I think I planned because I loved brainstorming. Looking back, what I should have been doing was writing the scenes as they came to me, rather than planning them. As Stephen Palmer says, it's good to capture that initial excitement on page.
 
I think that can work as a planner, (for some), depending how much planning you do. If you sketch out chapters fairly briefly there can still be plenty of room for spontaneity, whilst at the same time being anchored to the thread running through the whole plot, reducing the chances of cocking something up and either have to axe a whole scene/chapter or hugely amend it later on.

That's the approach I try to adopt (I'm rubbish at continuity), with varying degrees of success.
 
I'm a planner, but like a battle plan it all goes out of the window very quickly. I plan each chapter of my serial as I finish the previous one, but the plans end up looking different from the finished product in the end. Characters and events have a way of running their own way as they go. Every time I have an idea for a new chapter I write a brief summary of the idea in the word document where I splurge my world building, character backstory etc and come back to it later or chop and change for the next chapter I start on.
 
Actually, for me, the first draft is my plan. It might be a very short first draft - 25/30 k - but once it's down I can start to build from there. So, I'm a writer-planner. :D
 
The short answer is - it depends! The sci-fi epic that is the main work, literaly years in the making, plans made, thrown out, re-written and re-planned and is 80k words in. Loads of planning, talks, writing, more planning ...
Second project, a few random thoughts, very basic planning which will probably be ignored and i'm off, 800 words in and only the vaguest of plans and i'm researching what i need as i go ;-) ( thanks springs and anna for forcing me to think!)
 
I write from the seat of my pants.

No plans, no thought on where I'm going with it. I just go with how the spirit moves me :p
 
I'm usually not a (conscious) planner, but neither is it the best idea to go by your own backside if you want publishing quality.


But it is the best way to go just to get the process going, not giving a flying donkey about how it sounds, just enjoying the flow.
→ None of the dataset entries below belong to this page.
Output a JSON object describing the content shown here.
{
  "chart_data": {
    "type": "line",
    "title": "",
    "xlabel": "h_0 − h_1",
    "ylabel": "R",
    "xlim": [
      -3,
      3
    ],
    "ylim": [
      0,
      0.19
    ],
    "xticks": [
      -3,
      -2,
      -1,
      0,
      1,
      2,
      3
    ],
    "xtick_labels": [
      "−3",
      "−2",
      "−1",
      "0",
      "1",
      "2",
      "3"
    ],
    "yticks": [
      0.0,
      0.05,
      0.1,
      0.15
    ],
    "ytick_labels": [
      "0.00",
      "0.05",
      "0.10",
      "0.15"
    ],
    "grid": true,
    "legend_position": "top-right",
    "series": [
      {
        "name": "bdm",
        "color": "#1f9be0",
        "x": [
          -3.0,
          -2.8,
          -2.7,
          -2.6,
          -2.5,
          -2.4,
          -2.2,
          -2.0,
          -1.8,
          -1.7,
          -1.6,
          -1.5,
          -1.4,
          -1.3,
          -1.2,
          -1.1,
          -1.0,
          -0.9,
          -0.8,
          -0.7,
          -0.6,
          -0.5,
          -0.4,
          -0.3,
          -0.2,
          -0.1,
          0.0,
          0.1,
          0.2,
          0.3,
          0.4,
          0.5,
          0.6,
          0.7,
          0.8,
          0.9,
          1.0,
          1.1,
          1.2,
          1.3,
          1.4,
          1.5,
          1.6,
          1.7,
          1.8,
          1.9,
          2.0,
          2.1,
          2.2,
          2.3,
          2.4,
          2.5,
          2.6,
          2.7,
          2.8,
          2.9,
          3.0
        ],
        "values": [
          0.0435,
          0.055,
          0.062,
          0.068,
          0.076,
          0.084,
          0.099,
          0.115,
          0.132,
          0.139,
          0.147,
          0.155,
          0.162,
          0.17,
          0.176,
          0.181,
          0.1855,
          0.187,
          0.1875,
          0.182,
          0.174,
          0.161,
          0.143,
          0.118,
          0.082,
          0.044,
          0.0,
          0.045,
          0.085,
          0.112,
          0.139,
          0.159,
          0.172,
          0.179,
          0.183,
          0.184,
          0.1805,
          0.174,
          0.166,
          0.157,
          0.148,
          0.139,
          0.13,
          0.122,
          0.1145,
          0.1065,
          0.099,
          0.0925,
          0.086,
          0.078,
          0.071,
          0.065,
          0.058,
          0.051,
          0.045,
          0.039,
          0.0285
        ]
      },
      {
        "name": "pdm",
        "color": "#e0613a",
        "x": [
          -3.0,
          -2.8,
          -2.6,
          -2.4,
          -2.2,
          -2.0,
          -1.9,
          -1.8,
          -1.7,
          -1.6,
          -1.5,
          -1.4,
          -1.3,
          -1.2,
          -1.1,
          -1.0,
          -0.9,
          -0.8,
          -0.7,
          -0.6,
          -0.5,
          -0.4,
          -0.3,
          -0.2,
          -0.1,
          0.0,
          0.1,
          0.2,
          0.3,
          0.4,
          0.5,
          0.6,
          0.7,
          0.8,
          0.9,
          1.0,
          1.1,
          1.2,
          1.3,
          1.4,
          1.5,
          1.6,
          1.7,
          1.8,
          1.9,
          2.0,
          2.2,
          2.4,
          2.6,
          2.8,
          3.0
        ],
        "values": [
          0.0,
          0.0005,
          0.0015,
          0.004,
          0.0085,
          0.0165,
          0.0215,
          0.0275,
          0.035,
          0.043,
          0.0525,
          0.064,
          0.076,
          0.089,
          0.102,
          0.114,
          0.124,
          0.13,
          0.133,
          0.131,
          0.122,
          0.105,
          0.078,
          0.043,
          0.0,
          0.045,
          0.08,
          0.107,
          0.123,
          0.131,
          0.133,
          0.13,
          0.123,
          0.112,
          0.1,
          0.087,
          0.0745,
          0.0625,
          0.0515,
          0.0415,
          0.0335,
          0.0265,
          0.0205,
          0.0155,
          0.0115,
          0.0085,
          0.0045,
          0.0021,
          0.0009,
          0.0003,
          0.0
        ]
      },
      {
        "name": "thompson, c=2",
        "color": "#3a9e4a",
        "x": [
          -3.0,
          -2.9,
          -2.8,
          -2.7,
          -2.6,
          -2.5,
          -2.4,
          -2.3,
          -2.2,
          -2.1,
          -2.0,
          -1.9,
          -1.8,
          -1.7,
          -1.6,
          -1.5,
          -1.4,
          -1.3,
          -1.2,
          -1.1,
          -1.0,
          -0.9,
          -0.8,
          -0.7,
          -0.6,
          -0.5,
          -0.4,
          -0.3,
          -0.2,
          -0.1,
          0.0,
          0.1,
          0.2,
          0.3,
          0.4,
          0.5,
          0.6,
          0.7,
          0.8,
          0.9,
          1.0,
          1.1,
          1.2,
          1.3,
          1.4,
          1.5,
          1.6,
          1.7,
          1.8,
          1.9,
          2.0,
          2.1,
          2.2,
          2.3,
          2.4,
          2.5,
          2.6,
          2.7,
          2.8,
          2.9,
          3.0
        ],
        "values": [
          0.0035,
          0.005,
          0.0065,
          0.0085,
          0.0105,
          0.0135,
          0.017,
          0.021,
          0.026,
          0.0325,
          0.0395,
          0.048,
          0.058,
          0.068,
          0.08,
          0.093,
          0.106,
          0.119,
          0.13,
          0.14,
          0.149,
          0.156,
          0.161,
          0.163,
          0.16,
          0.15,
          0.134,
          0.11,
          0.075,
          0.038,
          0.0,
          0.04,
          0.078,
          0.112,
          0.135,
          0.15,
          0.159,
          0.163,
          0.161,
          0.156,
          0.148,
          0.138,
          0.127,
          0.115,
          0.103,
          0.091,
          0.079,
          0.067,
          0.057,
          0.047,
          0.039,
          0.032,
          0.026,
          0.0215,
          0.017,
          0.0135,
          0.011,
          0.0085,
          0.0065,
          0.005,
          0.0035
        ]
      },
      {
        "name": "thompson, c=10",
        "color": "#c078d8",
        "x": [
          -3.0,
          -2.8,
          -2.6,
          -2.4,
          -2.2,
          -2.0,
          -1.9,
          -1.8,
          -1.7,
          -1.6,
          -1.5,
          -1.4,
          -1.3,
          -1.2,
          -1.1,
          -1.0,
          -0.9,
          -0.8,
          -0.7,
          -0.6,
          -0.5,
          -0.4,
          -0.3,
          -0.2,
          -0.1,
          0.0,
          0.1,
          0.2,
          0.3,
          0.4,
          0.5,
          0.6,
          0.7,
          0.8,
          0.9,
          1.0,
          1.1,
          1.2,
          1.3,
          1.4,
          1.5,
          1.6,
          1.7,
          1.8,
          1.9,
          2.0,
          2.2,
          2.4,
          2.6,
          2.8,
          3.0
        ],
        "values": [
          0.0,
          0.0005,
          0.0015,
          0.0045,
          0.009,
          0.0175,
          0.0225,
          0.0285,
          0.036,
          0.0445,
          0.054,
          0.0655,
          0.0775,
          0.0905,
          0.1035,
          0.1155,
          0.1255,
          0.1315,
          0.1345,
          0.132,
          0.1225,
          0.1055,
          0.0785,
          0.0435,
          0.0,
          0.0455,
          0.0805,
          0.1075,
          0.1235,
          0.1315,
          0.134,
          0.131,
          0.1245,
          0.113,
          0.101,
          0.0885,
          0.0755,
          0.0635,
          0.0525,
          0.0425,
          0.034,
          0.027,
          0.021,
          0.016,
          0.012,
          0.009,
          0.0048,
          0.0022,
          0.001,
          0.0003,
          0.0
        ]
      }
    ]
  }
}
That's why drafts were invented. :D Personally, I don't care about publishing anything I write, and I am perhaps the world's worst editor, so most of my stuff, nearly all in fact, never gets a second draft, and to be honest, I don't care so much.
 
It's really interesting to see how everyone works!

Reading how the majority of you guys tend to jump straight in makes me feel a little less ashamed of my massively uncoordinated approach. I'd not thought of using a first draft as a form of plan before Springs, that sounds like an awesome way to make things flow!
 
I'm a big time planner before I begin writing. I need to know where things are going or I get stuck halfway. That's not to say I don't allow my story to wander off course now and then. It's surprising how many cool, unplanned things turn up as you write!